Differenti analisi della situazione, differenti valutazioni delle forze in campo e delle prospettive, il bisogno di alzare lo sguardo sulle cose del mondo e, soprattutto, di comprendere i tratti essenziali del movimento della società odierna hanno alimentato scambi e confronti, hanno fatto emergere divergenze e punti di intesa.

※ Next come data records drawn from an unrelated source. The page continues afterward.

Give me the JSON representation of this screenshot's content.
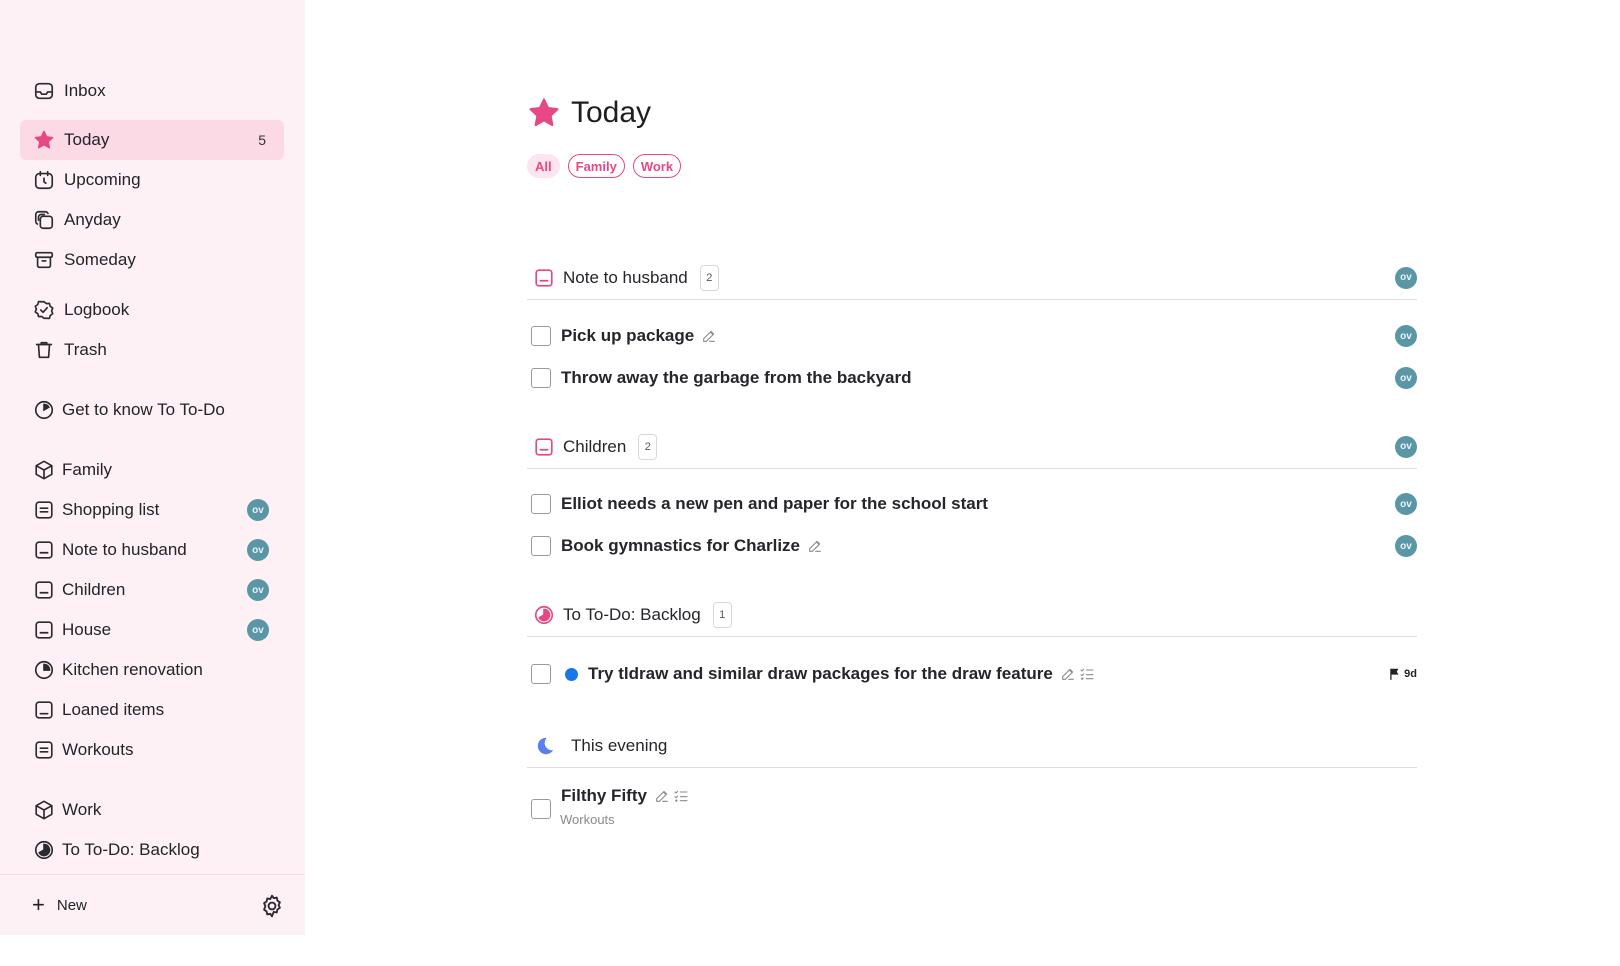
{
  "sidebar": {
    "nav": [
      {
        "label": "Inbox"
      },
      {
        "label": "Today",
        "count": "5"
      },
      {
        "label": "Upcoming"
      },
      {
        "label": "Anyday"
      },
      {
        "label": "Someday"
      },
      {
        "label": "Logbook"
      },
      {
        "label": "Trash"
      }
    ],
    "get_to_know": "Get to know To To-Do",
    "areas": [
      {
        "label": "Family"
      },
      {
        "label": "Shopping list",
        "avatar": "ov"
      },
      {
        "label": "Note to husband",
        "avatar": "ov"
      },
      {
        "label": "Children",
        "avatar": "ov"
      },
      {
        "label": "House",
        "avatar": "ov"
      },
      {
        "label": "Kitchen renovation"
      },
      {
        "label": "Loaned items"
      },
      {
        "label": "Workouts"
      },
      {
        "label": "Work"
      },
      {
        "label": "To To-Do: Backlog"
      }
    ],
    "new_label": "New"
  },
  "main": {
    "title": "Today",
    "tags": [
      "All",
      "Family",
      "Work"
    ],
    "groups": [
      {
        "label": "Note to husband",
        "count": "2",
        "avatar": "ov",
        "tasks": [
          {
            "title": "Pick up package",
            "avatar": "ov"
          },
          {
            "title": "Throw away the garbage from the backyard",
            "avatar": "ov"
          }
        ]
      },
      {
        "label": "Children",
        "count": "2",
        "avatar": "ov",
        "tasks": [
          {
            "title": "Elliot needs a new pen and paper for the school start",
            "avatar": "ov"
          },
          {
            "title": "Book gymnastics for Charlize",
            "avatar": "ov"
          }
        ]
      },
      {
        "label": "To To-Do: Backlog",
        "count": "1",
        "tasks": [
          {
            "title": "Try tldraw and similar draw packages for the draw feature",
            "deadline": "9d"
          }
        ]
      },
      {
        "label": "This evening",
        "tasks": [
          {
            "title": "Filthy Fifty",
            "project": "Workouts"
          }
        ]
      }
    ]
  },
  "colors": {
    "accent": "#e64785",
    "sidebar_bg": "#fdf1f5",
    "active_bg": "#fbd9e5",
    "avatar": "#5b96a6",
    "dot": "#1976e8"
  }
}
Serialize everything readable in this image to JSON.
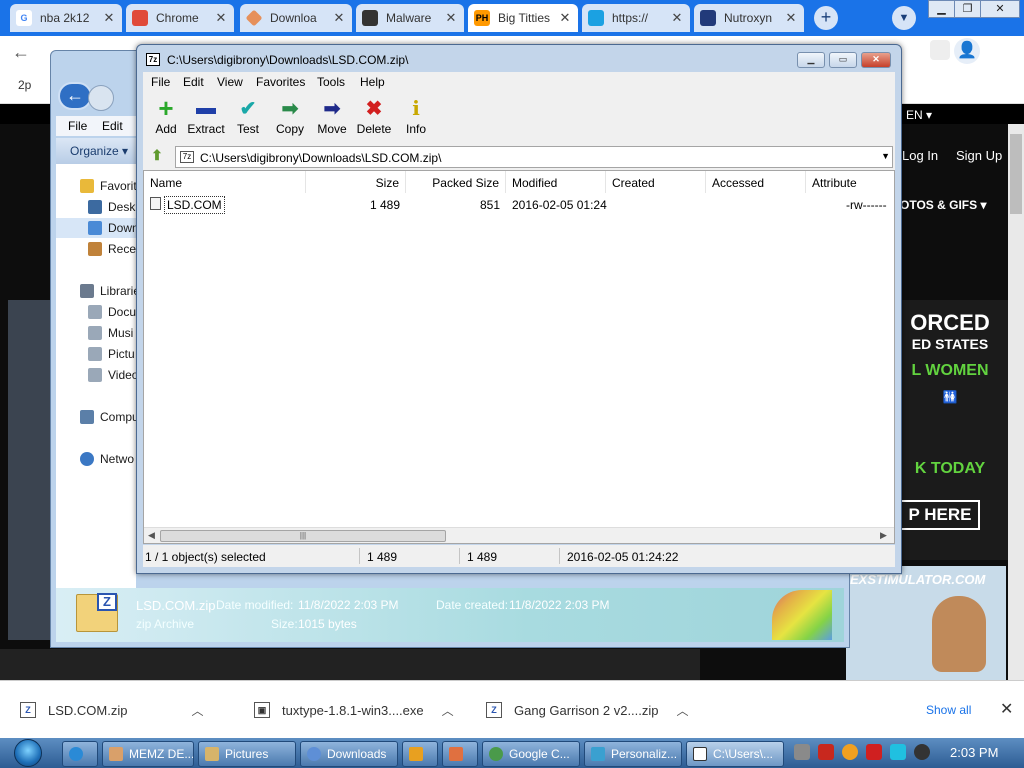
{
  "browser": {
    "tabs": [
      {
        "title": "nba 2k12",
        "favicon": "G",
        "color": "#ffffff"
      },
      {
        "title": "Chrome",
        "favicon": "",
        "color": "#e04a3a"
      },
      {
        "title": "Downloa",
        "favicon": "",
        "color": "#e6905b"
      },
      {
        "title": "Malware",
        "favicon": "",
        "color": "#333333"
      },
      {
        "title": "Big Titties",
        "favicon": "PH",
        "color": "#ff9900"
      },
      {
        "title": "https://",
        "favicon": "",
        "color": "#1ba1e2"
      },
      {
        "title": "Nutroxyn",
        "favicon": "",
        "color": "#223a7a"
      }
    ],
    "new_tab": "+",
    "bookmark": "2p"
  },
  "website": {
    "language": "EN ▾",
    "login": "Log In",
    "signup": "Sign Up",
    "nav_item": "OTOS & GIFS ▾",
    "ad_lines": [
      "ORCED",
      "ED STATES",
      "L WOMEN",
      "K TODAY",
      "P HERE"
    ],
    "ad2": "EXSTIMULATOR.COM"
  },
  "explorer": {
    "menu": [
      "File",
      "Edit"
    ],
    "organize": "Organize ▾",
    "sidebar": [
      {
        "label": "Favorit",
        "color": "#e9b93a"
      },
      {
        "label": "Desk",
        "color": "#3c6aa0"
      },
      {
        "label": "Down",
        "color": "#4a8ad6",
        "selected": true
      },
      {
        "label": "Rece",
        "color": "#c0823a"
      },
      {
        "label": "Librarie",
        "color": "#6b7a8e"
      },
      {
        "label": "Docu",
        "color": "#9aa8b8"
      },
      {
        "label": "Musi",
        "color": "#9aa8b8"
      },
      {
        "label": "Pictu",
        "color": "#9aa8b8"
      },
      {
        "label": "Video",
        "color": "#9aa8b8"
      },
      {
        "label": "Compu",
        "color": "#5b7fa8"
      },
      {
        "label": "Netwo",
        "color": "#3b78c4"
      }
    ],
    "details": {
      "name": "LSD.COM.zip",
      "type": "zip Archive",
      "modified_label": "Date modified:",
      "modified": "11/8/2022 2:03 PM",
      "created_label": "Date created:",
      "created": "11/8/2022 2:03 PM",
      "size_label": "Size:",
      "size": "1015 bytes"
    }
  },
  "sevenzip": {
    "logo": "7z",
    "title": "C:\\Users\\digibrony\\Downloads\\LSD.COM.zip\\",
    "menu": [
      "File",
      "Edit",
      "View",
      "Favorites",
      "Tools",
      "Help"
    ],
    "toolbar": [
      {
        "label": "Add",
        "icon": "+",
        "color": "#2aa82a"
      },
      {
        "label": "Extract",
        "icon": "▬",
        "color": "#1f3fa8"
      },
      {
        "label": "Test",
        "icon": "✔",
        "color": "#1aa8a8"
      },
      {
        "label": "Copy",
        "icon": "➡",
        "color": "#2a8a4a"
      },
      {
        "label": "Move",
        "icon": "➡",
        "color": "#1f2a8a"
      },
      {
        "label": "Delete",
        "icon": "✖",
        "color": "#d21f1f"
      },
      {
        "label": "Info",
        "icon": "i",
        "color": "#c8a800"
      }
    ],
    "address": "C:\\Users\\digibrony\\Downloads\\LSD.COM.zip\\",
    "columns": [
      "Name",
      "Size",
      "Packed Size",
      "Modified",
      "Created",
      "Accessed",
      "Attribute"
    ],
    "rows": [
      {
        "name": "LSD.COM",
        "size": "1 489",
        "packed": "851",
        "modified": "2016-02-05 01:24",
        "created": "",
        "accessed": "",
        "attributes": "-rw------"
      }
    ],
    "scroll_grip": "|||",
    "status": {
      "selection": "1 / 1 object(s) selected",
      "size": "1 489",
      "packed": "1 489",
      "modified": "2016-02-05 01:24:22"
    }
  },
  "downloads": {
    "items": [
      {
        "name": "LSD.COM.zip",
        "icon": "Z"
      },
      {
        "name": "tuxtype-1.8.1-win3....exe",
        "icon": "▣"
      },
      {
        "name": "Gang Garrison 2 v2....zip",
        "icon": "Z"
      }
    ],
    "show_all": "Show all",
    "close": "✕"
  },
  "taskbar": {
    "buttons": [
      {
        "label": "MEMZ DE...",
        "color": "#d9a06a"
      },
      {
        "label": "Pictures",
        "color": "#d7b46a"
      },
      {
        "label": "Downloads",
        "color": "#5e8fd6"
      },
      {
        "label": "",
        "color": "#e8a020"
      },
      {
        "label": "",
        "color": "#e07040"
      },
      {
        "label": "Google C...",
        "color": "#4a9a4a"
      },
      {
        "label": "Personaliz...",
        "color": "#3aa0d0"
      },
      {
        "label": "C:\\Users\\...",
        "color": "#ffffff"
      }
    ],
    "clock": "2:03 PM"
  }
}
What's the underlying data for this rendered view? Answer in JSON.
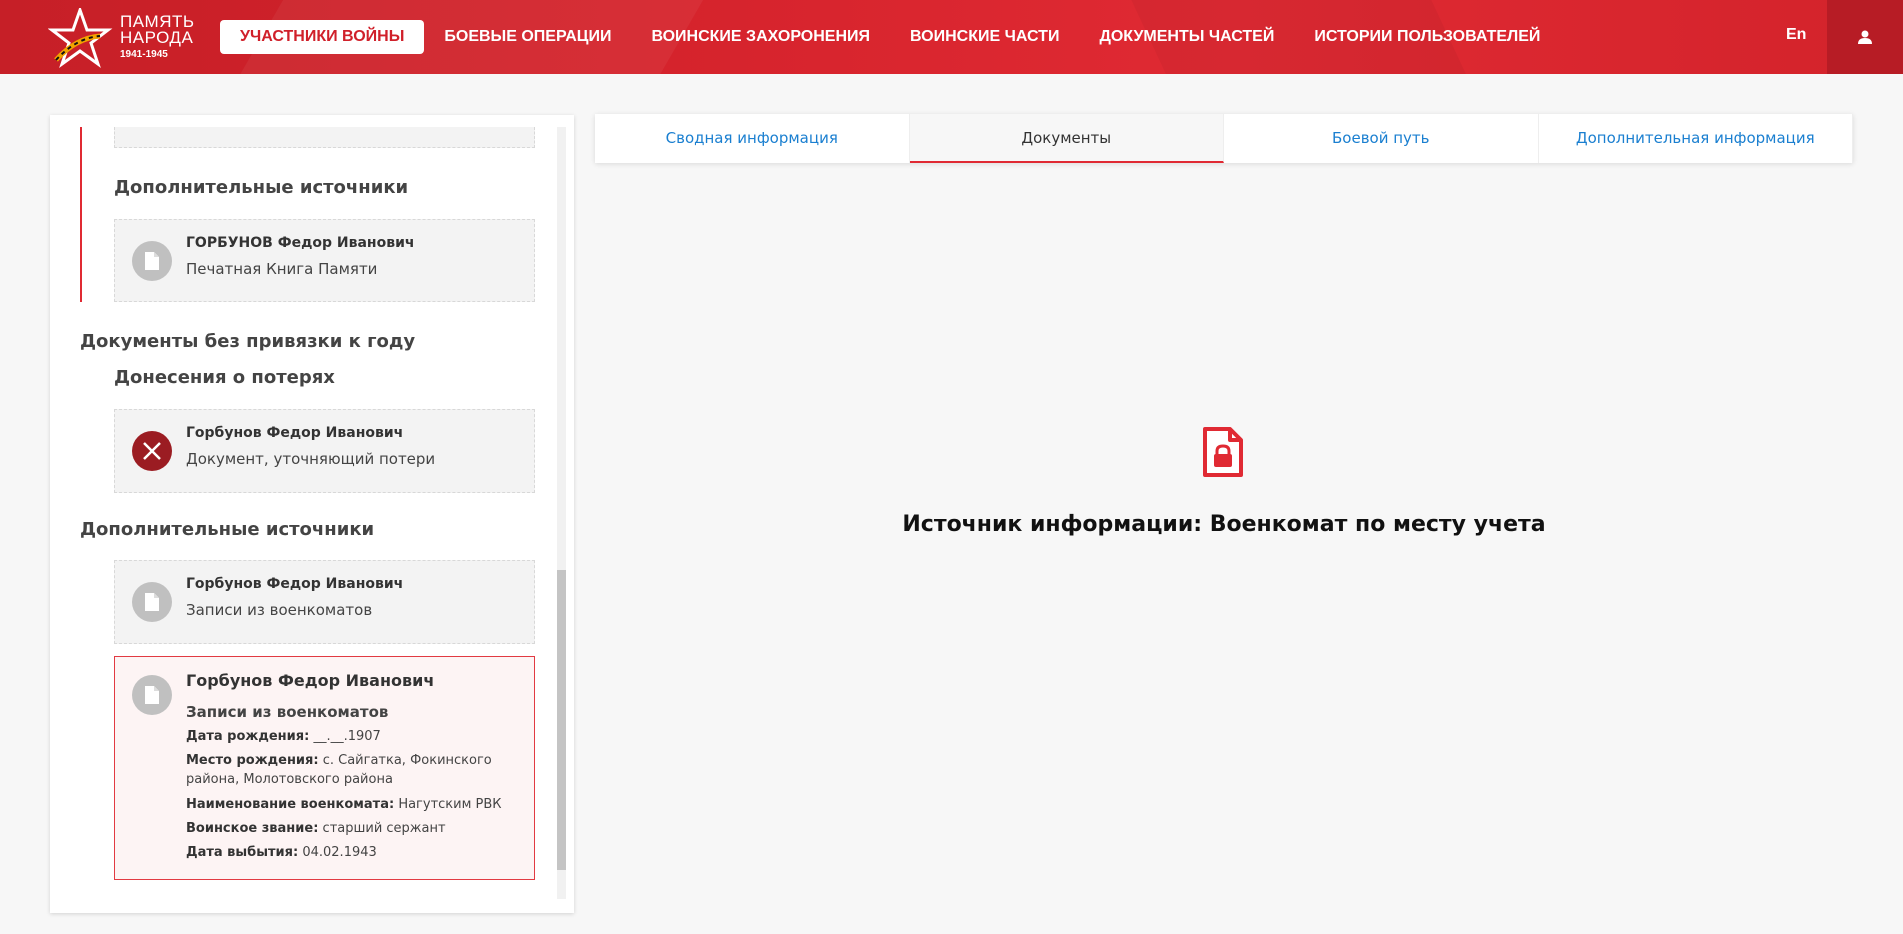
{
  "logo": {
    "line1": "ПАМЯТЬ",
    "line2": "НАРОДА",
    "years": "1941-1945"
  },
  "nav": [
    {
      "label": "УЧАСТНИКИ ВОЙНЫ"
    },
    {
      "label": "БОЕВЫЕ ОПЕРАЦИИ"
    },
    {
      "label": "ВОИНСКИЕ ЗАХОРОНЕНИЯ"
    },
    {
      "label": "ВОИНСКИЕ ЧАСТИ"
    },
    {
      "label": "ДОКУМЕНТЫ ЧАСТЕЙ"
    },
    {
      "label": "ИСТОРИИ ПОЛЬЗОВАТЕЛЕЙ"
    }
  ],
  "lang": "En",
  "left": {
    "extra_sources_1": "Дополнительные источники",
    "card1": {
      "name": "ГОРБУНОВ Федор Иванович",
      "sub": "Печатная Книга Памяти"
    },
    "no_year": "Документы без привязки к году",
    "losses": "Донесения о потерях",
    "card2": {
      "name": "Горбунов Федор Иванович",
      "sub": "Документ, уточняющий потери"
    },
    "extra_sources_2": "Дополнительные источники",
    "card3": {
      "name": "Горбунов Федор Иванович",
      "sub": "Записи из военкоматов"
    },
    "selected": {
      "name": "Горбунов Федор Иванович",
      "subtitle": "Записи из военкоматов",
      "birth_label": "Дата рождения:",
      "birth_value": "__.__.1907",
      "place_label": "Место рождения:",
      "place_value": "с. Сайгатка, Фокинского района, Молотовского района",
      "office_label": "Наименование военкомата:",
      "office_value": "Нагутским РВК",
      "rank_label": "Воинское звание:",
      "rank_value": "старший сержант",
      "leave_label": "Дата выбытия:",
      "leave_value": "04.02.1943"
    }
  },
  "tabs": [
    {
      "label": "Сводная информация"
    },
    {
      "label": "Документы"
    },
    {
      "label": "Боевой путь"
    },
    {
      "label": "Дополнительная информация"
    }
  ],
  "main": {
    "message": "Источник информации: Военкомат по месту учета"
  },
  "colors": {
    "brand_red": "#d5232c",
    "link_blue": "#1a7fd0",
    "selected_border": "#e23a42"
  }
}
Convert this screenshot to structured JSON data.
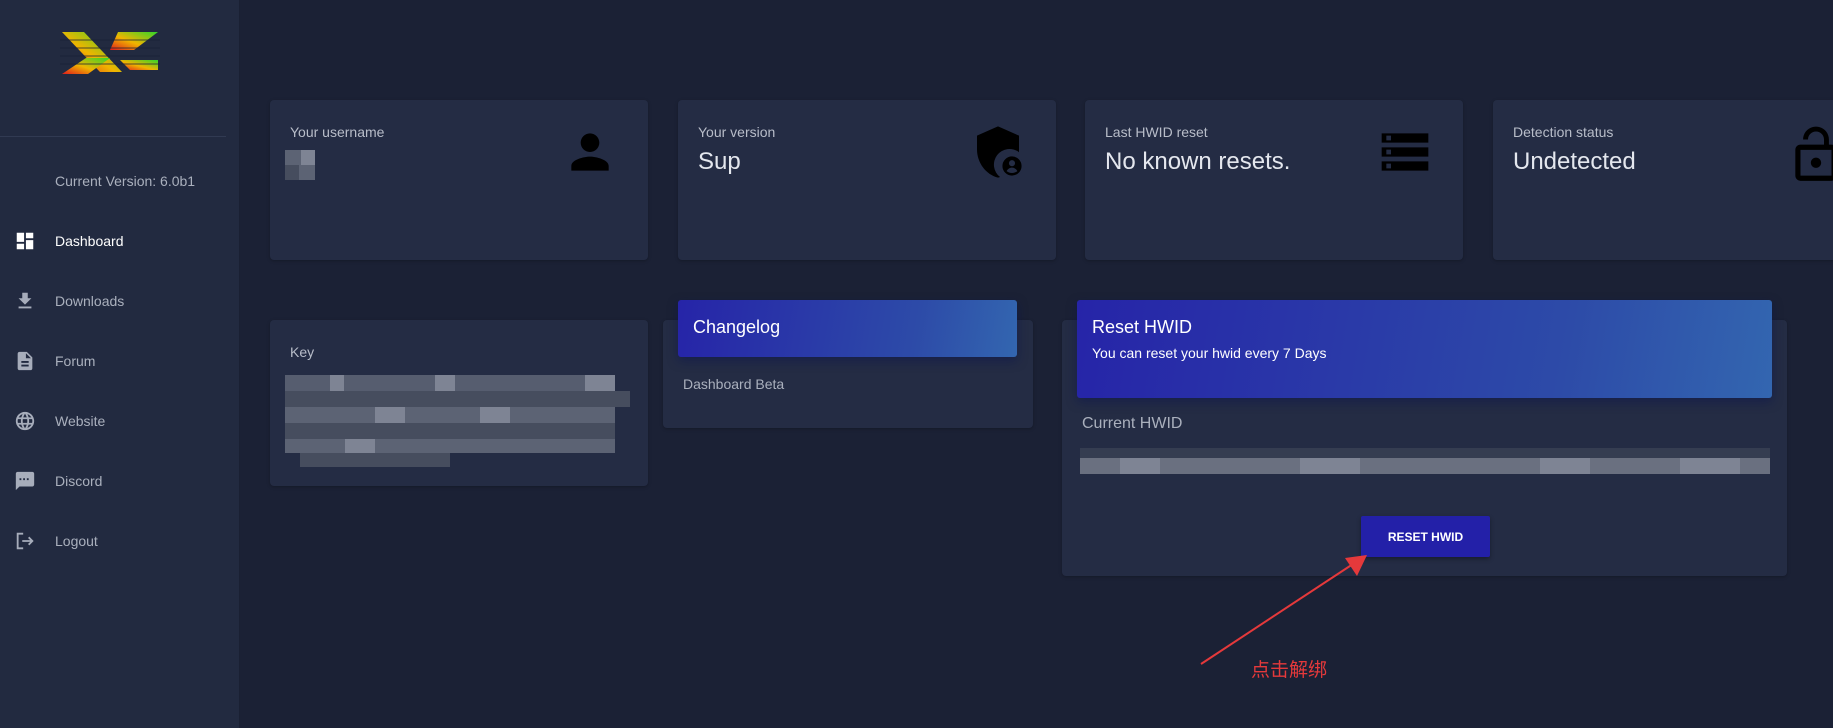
{
  "sidebar": {
    "version_text": "Current Version: 6.0b1",
    "items": [
      {
        "label": "Dashboard",
        "icon": "dashboard-icon",
        "active": true
      },
      {
        "label": "Downloads",
        "icon": "download-icon",
        "active": false
      },
      {
        "label": "Forum",
        "icon": "document-icon",
        "active": false
      },
      {
        "label": "Website",
        "icon": "globe-icon",
        "active": false
      },
      {
        "label": "Discord",
        "icon": "chat-icon",
        "active": false
      },
      {
        "label": "Logout",
        "icon": "logout-icon",
        "active": false
      }
    ]
  },
  "stats": {
    "username": {
      "label": "Your username",
      "icon": "person-icon"
    },
    "version": {
      "label": "Your version",
      "value": "Sup",
      "icon": "shield-user-icon"
    },
    "hwid_reset": {
      "label": "Last HWID reset",
      "value": "No known resets.",
      "icon": "server-icon"
    },
    "detection": {
      "label": "Detection status",
      "value": "Undetected",
      "icon": "unlock-icon"
    }
  },
  "key_card": {
    "label": "Key"
  },
  "changelog": {
    "title": "Changelog",
    "content": "Dashboard Beta"
  },
  "reset_hwid": {
    "title": "Reset HWID",
    "subtitle": "You can reset your hwid every 7 Days",
    "current_label": "Current HWID",
    "button_label": "RESET HWID"
  },
  "annotation": {
    "text": "点击解绑"
  },
  "colors": {
    "background": "#1b2135",
    "sidebar": "#222a40",
    "card": "#242c44",
    "accent": "#2624a8",
    "annotation": "#e5393b"
  }
}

Non entriamo qui nel merito di quali siano i principali aggregati che hanno sintetizzato analisi e proposte (per questo rimandiamo alla Risoluzione n. 1 del VI Congresso Nazionale del P.CARC), qui ci interessa mettere in evidenza che questo attivismo nel campo della teoria e questa ricerca di discussione sono aspetti assolutamente positivi. E, quale che sia il punto o l’argomento da cui partono, pongono in ogni caso l’attenzione sui compiti dei comunisti oggi.

Analisi della situazione e compiti dei comunisti: è attorno a questi argomenti che si racchiude il senso del dibattito franco e aperto che attraversa pubblicazioni, iniziative, mobilitazioni.

L’estensione del dibattito e la sua profondità sono entrambi indici dello “stato di salute” del movimento comunista cosciente e organizzato, tanto a livello internazionale che nazionale. Il dibattito franco e aperto è uno strumento per la sua rinascita. Ed è “normale” (e sano) che man mano che le condizioni oggettive si sviluppano, anche l’esigenza del dibattito e l’individuazione di un suo sbocco positivo si facciano strada.

Proseguiamo con un aspetto negativo e soggettivo.

È ancora raro trovare compagni (e tanto meno partiti e organizzazioni) che salutano con entusiasmo il dibattito franco e aperto. È invece ancora molto diffusa la concezione che il dibattito sia in fin dei conti “una polemica che rallenta l’attività pratica”, “un modo per far emergere e mettere avanti differenze e disaccordi che ostacolano l’unità d’azione”. Una perdita di tempo, insomma.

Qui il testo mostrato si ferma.